What reasons would people need for starting a new church? According to Peter Wagner (1990): “The single most effective evangelistic methodology under heaven is planting new churches.” This oft-quoted phrase by the former professor of Church Growth at Fuller Theological Seminary preceded a growing number of books, articles, blogs and ministries dedicated toward church planting. Denominations and mission boards are investing much time, money and personnel into church planting. Networks of churches, like Stadia, ARC, Acts 29, New Thing Network and NAMB, have come together for the primary purpose of planting new churches. Why is there so much interest in church planting?
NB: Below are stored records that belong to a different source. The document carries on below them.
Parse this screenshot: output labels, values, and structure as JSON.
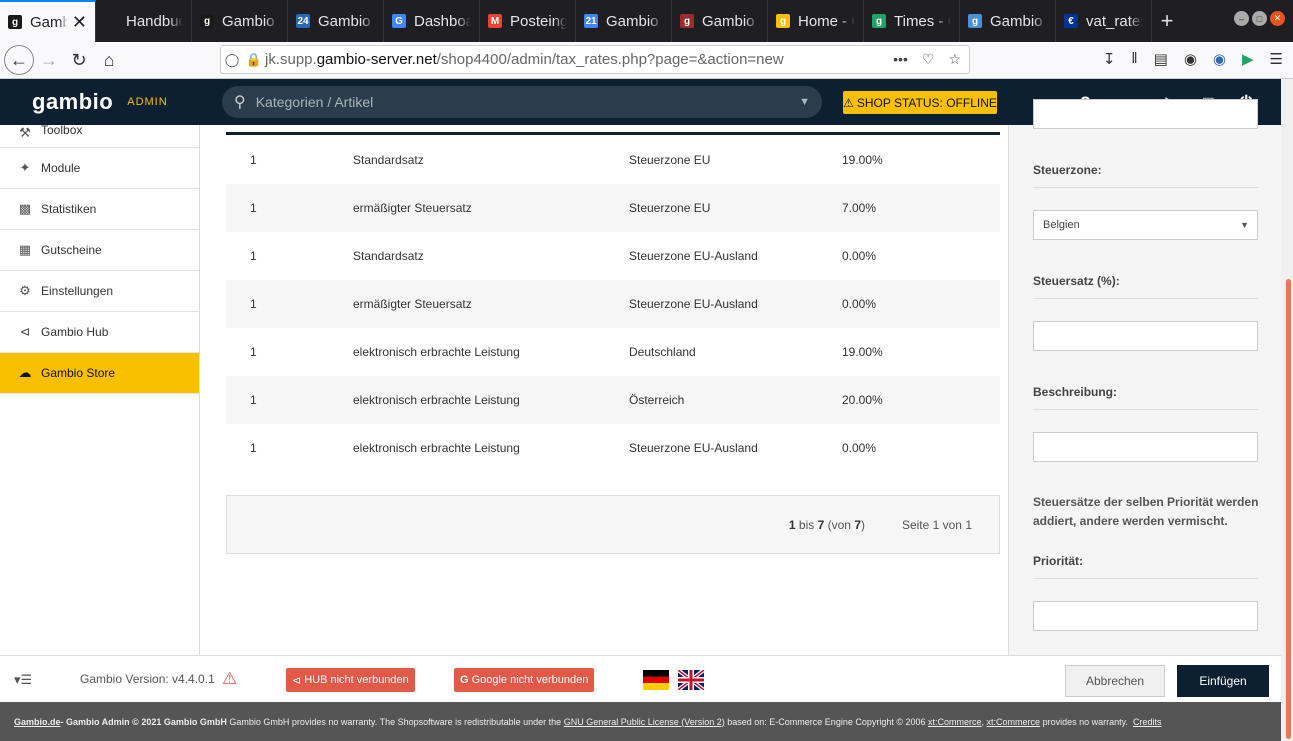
{
  "browser": {
    "tabs": [
      {
        "label": "Gambio",
        "favicon": "g",
        "favicon_color": "#1a1a1a",
        "active": true
      },
      {
        "label": "Handbuch Gambio",
        "favicon": "",
        "favicon_color": "#1f1f23",
        "active": false
      },
      {
        "label": "Gambio",
        "favicon": "g",
        "favicon_color": "#1a1a1a",
        "active": false
      },
      {
        "label": "Gambio",
        "favicon": "24",
        "favicon_color": "#2a6ab5",
        "active": false
      },
      {
        "label": "Dashboard",
        "favicon": "G",
        "favicon_color": "#4285f4",
        "active": false
      },
      {
        "label": "Posteingang",
        "favicon": "M",
        "favicon_color": "#ea4335",
        "active": false
      },
      {
        "label": "Gambio",
        "favicon": "21",
        "favicon_color": "#4285f4",
        "active": false
      },
      {
        "label": "Gambio",
        "favicon": "g",
        "favicon_color": "#9c2b2b",
        "active": false
      },
      {
        "label": "Home - Gambio",
        "favicon": "g",
        "favicon_color": "#f8c000",
        "active": false
      },
      {
        "label": "Times - Gambio",
        "favicon": "g",
        "favicon_color": "#21a366",
        "active": false
      },
      {
        "label": "Gambio",
        "favicon": "g",
        "favicon_color": "#4a90d9",
        "active": false
      },
      {
        "label": "vat_rates",
        "favicon": "€",
        "favicon_color": "#003399",
        "active": false
      }
    ],
    "new_tab": "+",
    "url_prefix": "jk.supp.",
    "url_host": "gambio-server.net",
    "url_path": "/shop4400/admin/tax_rates.php?page=&action=new",
    "url_more": "•••"
  },
  "header": {
    "logo": "gambio",
    "admin": "ADMIN",
    "search_placeholder": "Kategorien / Artikel",
    "shop_status": "SHOP STATUS: OFFLINE"
  },
  "sidebar": {
    "items": [
      {
        "label": "Toolbox",
        "icon": "wrench-icon"
      },
      {
        "label": "Module",
        "icon": "puzzle-icon"
      },
      {
        "label": "Statistiken",
        "icon": "chart-icon"
      },
      {
        "label": "Gutscheine",
        "icon": "gift-icon"
      },
      {
        "label": "Einstellungen",
        "icon": "gears-icon"
      },
      {
        "label": "Gambio Hub",
        "icon": "share-icon"
      },
      {
        "label": "Gambio Store",
        "icon": "cloud-download-icon"
      }
    ]
  },
  "table": {
    "rows": [
      {
        "priority": "1",
        "class": "Standardsatz",
        "zone": "Steuerzone EU",
        "rate": "19.00%"
      },
      {
        "priority": "1",
        "class": "ermäßigter Steuersatz",
        "zone": "Steuerzone EU",
        "rate": "7.00%"
      },
      {
        "priority": "1",
        "class": "Standardsatz",
        "zone": "Steuerzone EU-Ausland",
        "rate": "0.00%"
      },
      {
        "priority": "1",
        "class": "ermäßigter Steuersatz",
        "zone": "Steuerzone EU-Ausland",
        "rate": "0.00%"
      },
      {
        "priority": "1",
        "class": "elektronisch erbrachte Leistung",
        "zone": "Deutschland",
        "rate": "19.00%"
      },
      {
        "priority": "1",
        "class": "elektronisch erbrachte Leistung",
        "zone": "Österreich",
        "rate": "20.00%"
      },
      {
        "priority": "1",
        "class": "elektronisch erbrachte Leistung",
        "zone": "Steuerzone EU-Ausland",
        "rate": "0.00%"
      }
    ],
    "pager": {
      "from": "1",
      "to_label": "bis",
      "to": "7",
      "of_open": "(von",
      "total": "7",
      "of_close": ")",
      "page": "Seite 1 von 1"
    }
  },
  "form": {
    "zone_label": "Steuerzone:",
    "zone_value": "Belgien",
    "rate_label": "Steuersatz (%):",
    "rate_value": "",
    "desc_label": "Beschreibung:",
    "desc_value": "",
    "note": "Steuersätze der selben Priorität werden addiert, andere werden vermischt.",
    "priority_label": "Priorität:",
    "priority_value": ""
  },
  "footer": {
    "version": "Gambio Version: v4.4.0.1",
    "hub": "HUB nicht verbunden",
    "google": "Google nicht verbunden",
    "cancel": "Abbrechen",
    "insert": "Einfügen"
  },
  "copyright": {
    "link1": "Gambio.de",
    "bold1": " - Gambio Admin © 2021 Gambio GmbH",
    "text1": " Gambio GmbH provides no warranty. The Shopsoftware is redistributable under the ",
    "license": "GNU General Public License (Version 2)",
    "text2": " based on: E-Commerce Engine Copyright © 2006 ",
    "xt1": "xt:Commerce",
    "comma": ", ",
    "xt2": "xt:Commerce",
    "text3": " provides no warranty.  ",
    "credits": "Credits"
  },
  "colors": {
    "header_bg": "#0d2031",
    "accent": "#f8c000",
    "danger": "#e25a47"
  }
}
1. People need the Gospel.
New churches make disciples more proficiently than established churches (Matthew 28:16-20). Stuart Murray established the first accredited university church planting and evangelism degree in the United Kingdom. Murray believes that new churches draw converts and unchurched people into their congregations. He believes church planting is crucial to reaching people. Church plants reach different people groups. The Great Commission mandated that disciples were reached among all nations, not just the Galileans who were gathered. Church plants can reach a whole different demographic of people by strategically positioning ministries poised to serve the community in fresh and effective ways.
2. Communities need churches of reconciliation.
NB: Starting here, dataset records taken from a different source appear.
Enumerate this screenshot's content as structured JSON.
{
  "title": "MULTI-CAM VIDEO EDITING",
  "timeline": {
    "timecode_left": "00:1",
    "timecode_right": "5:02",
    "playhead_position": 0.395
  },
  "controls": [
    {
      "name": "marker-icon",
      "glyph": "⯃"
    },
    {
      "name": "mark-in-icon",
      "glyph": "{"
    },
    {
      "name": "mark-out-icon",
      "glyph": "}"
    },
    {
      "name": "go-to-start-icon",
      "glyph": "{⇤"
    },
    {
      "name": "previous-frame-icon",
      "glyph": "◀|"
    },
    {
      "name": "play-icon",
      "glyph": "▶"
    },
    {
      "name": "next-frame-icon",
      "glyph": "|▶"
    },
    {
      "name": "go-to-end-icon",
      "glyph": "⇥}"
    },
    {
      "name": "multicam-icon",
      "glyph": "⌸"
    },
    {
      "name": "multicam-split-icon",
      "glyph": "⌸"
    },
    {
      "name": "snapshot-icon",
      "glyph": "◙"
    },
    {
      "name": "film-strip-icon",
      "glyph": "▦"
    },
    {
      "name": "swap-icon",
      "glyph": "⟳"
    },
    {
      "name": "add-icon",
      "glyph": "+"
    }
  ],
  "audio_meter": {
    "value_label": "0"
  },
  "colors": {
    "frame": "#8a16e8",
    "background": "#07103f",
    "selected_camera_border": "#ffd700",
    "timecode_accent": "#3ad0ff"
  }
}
More education, more sports options, more parks, more community centers or more gun laws do not answer the brokenness in the community. The real need in a community is a reconciled relationship with God through Jesus. But now in Christ Jesus, you who once were far off have been brought near by the blood of Christ. For he himself is our peace, who has made us both one and has broken down in his flesh the dividing wall of hostility by abolishing the law of commandments expressed in ordinances, that he might create in himself one new man in place of the two, so making peace (Ephesians 2:13-15, ESV, emphasis added). David T. Olson said in his book, The American Church in Crisis, that every state in the U.S. has experienced a decline in church attendance percentage. Planting new churches is Olson’s main solution to this church attendance decline in America. He claimed that denominations needed to plant at least 2 percent of the total number in the denomination to keep pace with population growth (Olson, 2008). Olson warned that if the evangelical church wanted to survive, established churches “must courageously strive toward health and growth” and they must “actively plant new churches” while denominations support the local congregations in these essential church-planting endeavors (Olson, 2008).